OGH 9Ob7/12p

OGH9Ob7/12p26.11.2012

Der Oberste Gerichtshof hat als Revisionsgericht durch den Vizepräsidenten des Obersten Gerichtshofs Dr. Rohrer als Vorsitzenden sowie die Hofräte des Obersten Gerichtshofs Dr. Hopf, Hon.‑Prof. Dr. Kuras, Mag. Ziegelbauer und die Hofrätin des Obersten Gerichtshofs Dr. Dehn als weitere Richter in der Rechtssache der klagenden Partei Dr. P***** G*****, vertreten durch Mag. Karl Gatternig, Rechtsanwalt in Wien, wider die beklagte Partei M***** G*****, vertreten durch Dr. Viktor Wolczik und andere Rechtsanwälte in Baden, wegen Unterlassung, Räumung und Feststellung, über die Revision und den Rekurs der klagenden Partei gegen das Urteil und den Beschluss des Landesgerichts Wiener Neustadt als Berufungsgericht vom 30. September 2011, GZ 18 R 120/11t‑13, mit denen das Urteil des Bezirksgerichts Baden vom 29. März 2011, GZ 7 C 866/10p‑9, teilweise bestätigt und teilweise als nichtig aufgehoben wurde, in nichtöffentlicher Sitzung den

Beschluss

gefasst:

European Case Law Identifier: ECLI:AT:OGH0002:2012:0090OB00007.12P.1126.000

 

Spruch:

I. Dem Rekurs gegen die Aufhebung und Nichtigerklärung des Verfahrens sowie des erstgerichtlichen Urteils über das Feststellungsbegehren wird nicht Folge gegeben.

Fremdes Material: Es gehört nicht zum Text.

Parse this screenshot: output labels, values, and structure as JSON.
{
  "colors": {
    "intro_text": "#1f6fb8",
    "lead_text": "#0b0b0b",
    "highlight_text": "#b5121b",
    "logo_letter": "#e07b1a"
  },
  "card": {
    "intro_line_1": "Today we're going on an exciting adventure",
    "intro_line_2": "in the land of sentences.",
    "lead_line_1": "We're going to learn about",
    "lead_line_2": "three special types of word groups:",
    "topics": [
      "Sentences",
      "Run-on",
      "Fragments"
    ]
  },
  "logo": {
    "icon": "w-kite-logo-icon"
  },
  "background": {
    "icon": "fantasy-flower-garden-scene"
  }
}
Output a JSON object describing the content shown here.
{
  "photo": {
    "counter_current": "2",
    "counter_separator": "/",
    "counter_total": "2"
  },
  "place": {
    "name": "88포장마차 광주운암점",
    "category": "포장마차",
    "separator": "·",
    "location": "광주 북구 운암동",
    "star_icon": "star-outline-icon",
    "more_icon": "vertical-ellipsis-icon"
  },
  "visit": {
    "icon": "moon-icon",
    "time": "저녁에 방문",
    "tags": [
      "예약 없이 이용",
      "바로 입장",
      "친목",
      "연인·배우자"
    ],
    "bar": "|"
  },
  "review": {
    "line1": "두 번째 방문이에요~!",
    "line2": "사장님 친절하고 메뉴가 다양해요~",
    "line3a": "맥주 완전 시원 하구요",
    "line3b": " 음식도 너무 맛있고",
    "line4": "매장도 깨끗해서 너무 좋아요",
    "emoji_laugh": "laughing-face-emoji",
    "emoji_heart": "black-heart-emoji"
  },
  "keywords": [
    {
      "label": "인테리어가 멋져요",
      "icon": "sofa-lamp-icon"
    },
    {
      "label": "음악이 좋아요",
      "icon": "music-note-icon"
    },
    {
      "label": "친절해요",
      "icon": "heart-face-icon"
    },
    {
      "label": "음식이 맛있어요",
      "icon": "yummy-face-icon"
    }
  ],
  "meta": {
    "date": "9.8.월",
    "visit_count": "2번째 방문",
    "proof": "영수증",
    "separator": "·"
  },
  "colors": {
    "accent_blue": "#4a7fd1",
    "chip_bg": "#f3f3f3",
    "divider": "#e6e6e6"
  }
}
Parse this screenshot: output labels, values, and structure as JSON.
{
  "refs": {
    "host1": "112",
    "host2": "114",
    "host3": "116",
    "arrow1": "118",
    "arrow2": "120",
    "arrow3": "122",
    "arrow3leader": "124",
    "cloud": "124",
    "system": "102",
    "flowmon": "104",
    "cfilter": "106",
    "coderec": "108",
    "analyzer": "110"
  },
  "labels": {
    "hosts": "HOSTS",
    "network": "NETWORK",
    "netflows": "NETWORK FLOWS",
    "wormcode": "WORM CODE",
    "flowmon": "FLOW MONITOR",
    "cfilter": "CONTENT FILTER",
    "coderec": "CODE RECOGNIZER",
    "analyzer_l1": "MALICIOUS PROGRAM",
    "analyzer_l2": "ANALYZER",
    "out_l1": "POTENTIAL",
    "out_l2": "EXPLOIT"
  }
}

II. Die Revision wird zurückgewiesen.

Die Beklagte hat die Kosten ihrer Revisionsbeantwortung selbst zu tragen.

 

Begründung:

In dem im Jahre 1999 geschlossenen, die hier maßgebliche Liegenschaft betreffenden Wohnungseigentumsvertrag lautete Punkt IV Abs 2 wie folgt:

„Weiters vereinbaren sämtliche Vertragsteile, dass Frau Ingrid ..., die in ihrem schlichten Miteigentum stehenden 12/3053stel Anteile, bestehend aus drei Garagenplätzen ausschließlich besitzt und benützt und über diese frei verfügen kann.“

In weiterer Folge stellte sich heraus, dass der Garagenplatz Nr 21 nicht aufrechterhalten werden konnte, da sonst der Wendekreis im Garagenbereich zu gering gewesen wäre. Die ursprüngliche Markierung der beiden gegenüberliegenden Garagenabstellplätze Nr 15 und 21 wurde auf eine mittig angebrachte Markierung geändert. Frau Ingrid  R verzichtete gegenüber den übrigen Liegenschaftseigentümern auf eine Nutzung des Garagenabstellplatzes Nr 21, den sie auch tatsächlich nie in Besitz nahm.

Im Jahr 2001 erwarb dann die Beklagte von Frau Ingrid  R eine im Wohnungseigentum stehende Wohnung, mit der der Garagenabstellplatz Nr 15 verbunden ist.

Der Kläger erwarb im Jahr 2009 4/3053stel Anteile mit denen kein Wohnungseigentum verbunden war in einem Zwangsversteigerungsverfahren betreffend die verpflichtete Ingrid  R . Seinen Anteilen war eine ausschließliche Nutzung des Garagenabstellplatzes Nr 21 grundbücherlich nicht zugeordnet.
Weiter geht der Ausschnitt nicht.